Pulitzer Prize winner Thomas Friedman speaks gun control, climate

Sara Varela

Editor-in-chief

With nothing to hide, New York Times columnist and three-time Pulitzer Prize winner Thomas Friedman spoke to students at North Campus just days after the MSD massacre.

As the tragedy was still fresh in everyone’s minds, Friedman began by talking about gun control. As he expressed in his latest column at the time, called Get out of Facebook and in somebody’s face, Friedman argues it’s about time to take real action rather than just complain online. And his column was aimed at young people.

“This is actually not about persuading people because I think the vast majority of Americans want it,” said Friedman. “It’s really about common-sense gun laws That ensure that Americans who are either mentally disturbed or are on a terrorist watch list can’t acquire them.”

He believes it’s the duty of all who vote to stand up, speak up, and let the politicians know that this is an issue they will vote on and that if they won’t do anything they will be ousted.

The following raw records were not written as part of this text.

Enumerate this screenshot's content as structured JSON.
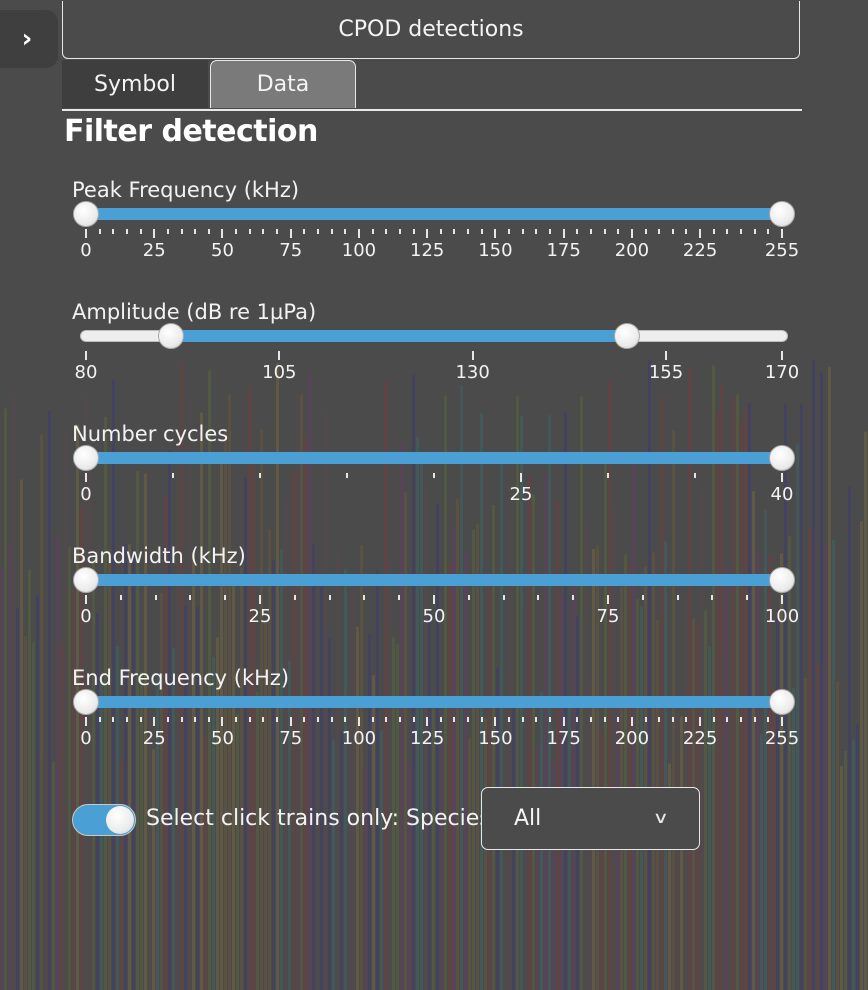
{
  "colors": {
    "accent": "#4a9fd4",
    "background": "#4b4b4b"
  },
  "sidebar_toggle": {
    "icon": "chevron-right-icon",
    "glyph": "›"
  },
  "panel": {
    "title": "CPOD detections"
  },
  "tabs": [
    {
      "label": "Symbol",
      "selected": false
    },
    {
      "label": "Data",
      "selected": true
    }
  ],
  "section_title": "Filter detection",
  "sliders": [
    {
      "id": "peak-frequency",
      "label": "Peak Frequency (kHz)",
      "min": 0,
      "max": 255,
      "low": 0,
      "high": 255,
      "major_ticks": [
        0,
        25,
        50,
        75,
        100,
        125,
        150,
        175,
        200,
        225,
        255
      ],
      "tick_labels": [
        "0",
        "25",
        "50",
        "75",
        "100",
        "125",
        "150",
        "175",
        "200",
        "225",
        "255"
      ]
    },
    {
      "id": "amplitude",
      "label": "Amplitude (dB re 1µPa)",
      "min": 80,
      "max": 170,
      "low": 91,
      "high": 150,
      "major_ticks": [
        80,
        105,
        130,
        155,
        170
      ],
      "tick_labels": [
        "80",
        "105",
        "130",
        "155",
        "170"
      ]
    },
    {
      "id": "number-cycles",
      "label": "Number cycles",
      "min": 0,
      "max": 40,
      "low": 0,
      "high": 40,
      "major_ticks": [
        0,
        25,
        40
      ],
      "tick_labels": [
        "0",
        "25",
        "40"
      ]
    },
    {
      "id": "bandwidth",
      "label": "Bandwidth (kHz)",
      "min": 0,
      "max": 100,
      "low": 0,
      "high": 100,
      "major_ticks": [
        0,
        25,
        50,
        75,
        100
      ],
      "tick_labels": [
        "0",
        "25",
        "50",
        "75",
        "100"
      ]
    },
    {
      "id": "end-frequency",
      "label": "End Frequency (kHz)",
      "min": 0,
      "max": 255,
      "low": 0,
      "high": 255,
      "major_ticks": [
        0,
        25,
        50,
        75,
        100,
        125,
        150,
        175,
        200,
        225,
        255
      ],
      "tick_labels": [
        "0",
        "25",
        "50",
        "75",
        "100",
        "125",
        "150",
        "175",
        "200",
        "225",
        "255"
      ]
    }
  ],
  "click_trains": {
    "toggle_on": true,
    "label": "Select click trains only: Species",
    "species_selected": "All",
    "dropdown_icon": "chevron-down-icon"
  }
}
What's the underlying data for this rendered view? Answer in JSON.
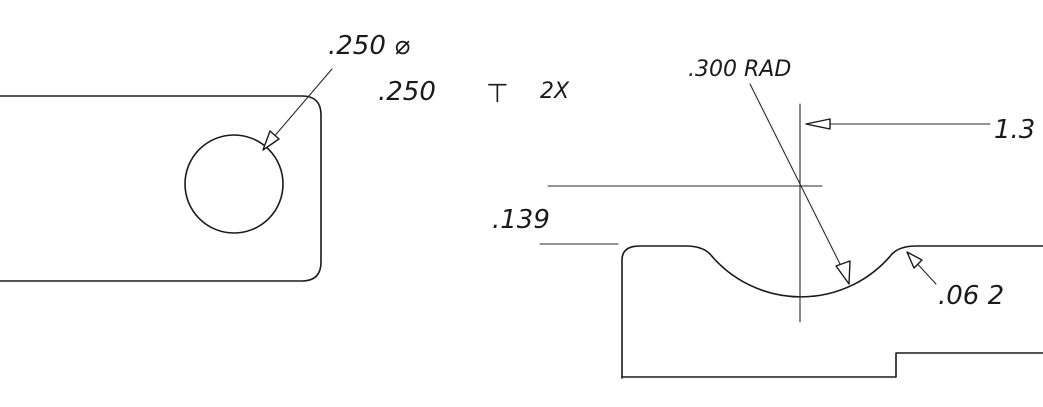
{
  "left_view": {
    "hole_dia_label": ".250 ⌀",
    "hole_depth_label": ".250",
    "depth_symbol": "⊤",
    "hole_qty_label": "2X"
  },
  "right_view": {
    "radius_label": ".300 RAD",
    "depth_label": ".139",
    "offset_label": "1.3",
    "chamfer_label": ".06 2"
  }
}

“Unless you can threaten them where they [politicians] live, with votes and expulsion from office, you really can’t change them,” he said. “This is not about persuasion anymore, it’s about power.”

Friedman continued to praise the activism of the young survivors of Parkland, and encouraged them to continue their journey of informing politicians that it’s time they stand up to the gun lobby.

Moving on from gun control, Friedman talked about democracy and President Trump.

“I think we have a disturbed man as president, a deeply disturbed person in the White House,” he said. “The biggest threat to our democracy is sitting in the Oval Office.”

He went on to talk about his beginnings in journalism and how his job took him all around the world.

Even though his focus has always been politics, Friedman also found a passion in the environment.

Friedman has participated twice in National Geographic’s documentary series on climate, Years of Living Dangerously.

During his episode, Friedman explores how climate change helped trigger the Civil War in Syria and the political unrest that turned into the Arab Spring.

It was because of his extensive knowledge about the Middle East, and his “without a box” thinking, as he says, that he continues to find the hidden facts and truths on topics that the mainstream American media fails to report.

“When you think without a box, you see a completely different picture,” he said, putting as an example the Arab Spring and Syria’s unrest.